Gathered in the lobby of one of the Calvin apartments were 14 second and third graders from Campau Park and their Calvin pen pals.
The Campau Park students presented their Calvin writing buddies with a handmade Christmas ornament and the Calvin students also gave their Campau pen pals gifts. Then the entire gathering decorated Christmas cookies, sang carols and played games.
“I thought it was really successful. The Calvin students enjoyed themselves. The Campau kids enjoyed themselves,” says Louise Henshaw, the Calvin junior who organized the gathering.
A teacher aide in Alicia Timmer’s combined second and third-grade class at Campau Park, Henshaw initiated the written correspondence between the elementary school and Calvin.

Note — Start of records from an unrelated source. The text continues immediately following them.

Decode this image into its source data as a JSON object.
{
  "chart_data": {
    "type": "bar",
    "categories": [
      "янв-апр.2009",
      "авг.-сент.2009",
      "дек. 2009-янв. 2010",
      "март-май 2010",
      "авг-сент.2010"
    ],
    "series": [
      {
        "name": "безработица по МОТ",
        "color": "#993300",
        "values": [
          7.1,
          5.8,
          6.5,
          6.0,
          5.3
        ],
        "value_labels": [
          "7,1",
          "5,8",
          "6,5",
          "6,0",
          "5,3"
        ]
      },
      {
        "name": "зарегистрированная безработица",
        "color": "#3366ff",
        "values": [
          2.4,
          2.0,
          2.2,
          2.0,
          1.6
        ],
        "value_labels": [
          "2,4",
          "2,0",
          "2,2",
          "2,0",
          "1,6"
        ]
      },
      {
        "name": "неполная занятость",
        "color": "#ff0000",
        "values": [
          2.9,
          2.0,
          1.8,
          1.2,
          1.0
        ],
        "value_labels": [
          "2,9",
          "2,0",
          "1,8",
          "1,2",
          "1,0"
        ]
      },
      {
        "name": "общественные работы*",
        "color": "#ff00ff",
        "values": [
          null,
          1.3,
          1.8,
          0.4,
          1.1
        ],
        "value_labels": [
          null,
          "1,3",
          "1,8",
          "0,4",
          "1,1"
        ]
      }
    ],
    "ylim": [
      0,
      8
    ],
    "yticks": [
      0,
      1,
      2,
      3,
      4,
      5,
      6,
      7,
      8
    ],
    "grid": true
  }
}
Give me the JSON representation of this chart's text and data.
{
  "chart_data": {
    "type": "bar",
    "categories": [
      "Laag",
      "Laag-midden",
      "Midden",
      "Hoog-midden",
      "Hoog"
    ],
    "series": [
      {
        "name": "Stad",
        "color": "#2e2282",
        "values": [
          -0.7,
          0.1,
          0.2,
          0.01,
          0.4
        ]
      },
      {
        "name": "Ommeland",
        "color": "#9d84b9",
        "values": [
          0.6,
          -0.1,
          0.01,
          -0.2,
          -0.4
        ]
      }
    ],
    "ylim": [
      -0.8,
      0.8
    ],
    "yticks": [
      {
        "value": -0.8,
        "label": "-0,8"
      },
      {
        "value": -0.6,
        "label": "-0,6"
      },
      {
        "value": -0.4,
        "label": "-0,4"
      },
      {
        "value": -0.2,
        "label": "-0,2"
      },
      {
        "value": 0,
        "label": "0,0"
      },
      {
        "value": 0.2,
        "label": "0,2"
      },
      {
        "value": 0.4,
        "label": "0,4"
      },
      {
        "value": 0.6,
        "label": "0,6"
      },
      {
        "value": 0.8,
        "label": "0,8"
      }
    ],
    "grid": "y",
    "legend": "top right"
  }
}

“I thought that would be a great way for me to get Calvin to get connected to the community,” she says.
Henshaw made the first letters from the Calvin pen pals a surprise for the Campau students.
After that, the written exchange flourished.
The Campau children looked forward to the weekly mail from their pen pals and the converse was also true.
"Calvin students were so excited to get their letters," Henshaw says. "It’s a nice study break."
The Christmas meeting was inspired, she adds, by her experience with a pen pal when she was in elementary school in Crystal Lake, Illinois, and got to meet her pen pal.
Calvin has an enduring relationship with Campau Park.
In 2000, Calvin spearheaded an innovative program, which partnered Calvin students and seniors from New Hope Baptist Church with Campau’s students in after-school technology-mentoring relationships. Called the “Computer Kids Club,” the program is now funded by the Grand Rapids Public Schools.
“The Campau school partnership is even further enhanced by this contribution,” says Carol Rienstra, Calvin’s director of community relations. “Louise did a wonderful job of thinking outside the box in making a new connection with the community.”
“One girl told me, ‘Miss Henshaw, this is the best day ever. I don’t want to leave. I want to stay with my pen pal,” Henshaw recalls.